Figure 2

Hierarchical representation of the 35 real-world PSN sets that we use. Each oval shape represents a PSN set. The top line in the given oval indicates the name of the PSN set. The bottom line in the given oval contains two numbers represented as “x; y”, where x is the number of categories (labels) that are present in the PSN set and y is the number of PSNs averaged over all categories in the PSN set. For example, for the CATH database, PSN set CATH-primary has three categories, which on average have 3,170 PSNs. All of the PSN sets at a given level form a PSN set group (see Methods). For example, PSN sets CATH-primary and SCOP-primary form PSN set group 1. A given category of a PSN set in group \(i\) may be present as a PSN set in group \(i+1\). For example, each of the categories of PSN set CATH-primary (in group 1), i.e., \(\alpha \), \(\beta \), and \(\alpha /\beta \), is present as a PSN set in group 2 as CATH-\(\alpha \), CATH-\(\beta \), and CATH-\(\alpha /\beta \).
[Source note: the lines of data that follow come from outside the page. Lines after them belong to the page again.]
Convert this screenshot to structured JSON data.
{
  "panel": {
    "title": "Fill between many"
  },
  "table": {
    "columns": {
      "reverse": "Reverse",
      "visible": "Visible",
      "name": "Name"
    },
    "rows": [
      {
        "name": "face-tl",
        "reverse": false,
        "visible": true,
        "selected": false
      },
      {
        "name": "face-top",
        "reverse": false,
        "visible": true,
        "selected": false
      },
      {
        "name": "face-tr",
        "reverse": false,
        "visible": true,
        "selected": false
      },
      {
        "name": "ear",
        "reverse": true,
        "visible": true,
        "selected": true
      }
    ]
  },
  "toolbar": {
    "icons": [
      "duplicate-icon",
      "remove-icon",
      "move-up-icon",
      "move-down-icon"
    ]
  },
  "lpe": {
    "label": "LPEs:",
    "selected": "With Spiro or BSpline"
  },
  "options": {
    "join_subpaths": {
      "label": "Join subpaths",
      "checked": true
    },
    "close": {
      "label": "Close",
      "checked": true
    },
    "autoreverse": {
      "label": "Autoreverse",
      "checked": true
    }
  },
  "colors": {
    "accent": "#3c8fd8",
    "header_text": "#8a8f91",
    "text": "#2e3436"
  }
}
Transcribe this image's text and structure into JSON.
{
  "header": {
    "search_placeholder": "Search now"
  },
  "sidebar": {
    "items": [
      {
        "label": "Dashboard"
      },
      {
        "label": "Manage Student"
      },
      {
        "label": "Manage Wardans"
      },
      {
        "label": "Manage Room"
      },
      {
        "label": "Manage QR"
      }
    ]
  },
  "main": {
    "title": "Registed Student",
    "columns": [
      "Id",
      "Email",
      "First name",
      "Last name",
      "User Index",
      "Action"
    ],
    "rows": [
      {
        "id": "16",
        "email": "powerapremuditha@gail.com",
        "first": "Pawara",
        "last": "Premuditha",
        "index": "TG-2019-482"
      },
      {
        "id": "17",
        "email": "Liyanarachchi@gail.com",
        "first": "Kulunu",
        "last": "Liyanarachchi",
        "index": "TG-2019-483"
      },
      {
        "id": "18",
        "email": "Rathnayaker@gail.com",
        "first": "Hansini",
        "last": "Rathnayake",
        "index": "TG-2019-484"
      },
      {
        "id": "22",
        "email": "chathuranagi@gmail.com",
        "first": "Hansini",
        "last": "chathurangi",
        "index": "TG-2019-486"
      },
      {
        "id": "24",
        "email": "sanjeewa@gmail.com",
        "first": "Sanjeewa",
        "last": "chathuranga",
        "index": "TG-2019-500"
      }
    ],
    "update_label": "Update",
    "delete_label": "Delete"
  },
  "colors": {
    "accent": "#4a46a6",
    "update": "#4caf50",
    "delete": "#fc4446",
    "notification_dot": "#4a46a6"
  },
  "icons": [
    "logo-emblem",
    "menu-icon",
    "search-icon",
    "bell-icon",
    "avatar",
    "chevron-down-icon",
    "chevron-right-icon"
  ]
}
Note that since we select a PSN set if and only if it has at least two categories each with at least 30 PSNs (see Methods), not all of the categories of a PSN set in group \(i\) are necessarily present as PSN sets in group \(i+1\). For example, PSN set CATH-\(\alpha \) has four categories in group 2, but only two of its categories exist as PSN sets in group 3, namely CATH-1.10 and CATH-1.20. Also note that because of our PSN set selection criterion, it is not necessary that a PSN set in group \(i+1\) has to be present as a category of a PSN set in group \(i\). For example, PSN set CATH-3.20.20, which is present in group 4, is not present as a category of any PSN set in group 3. This is because CATH-3.20 contains only one category that has at least 30 PSNs (i.e., 3.20.20) and hence, CATH-3.20 is not considered as a PSN set in our analysis.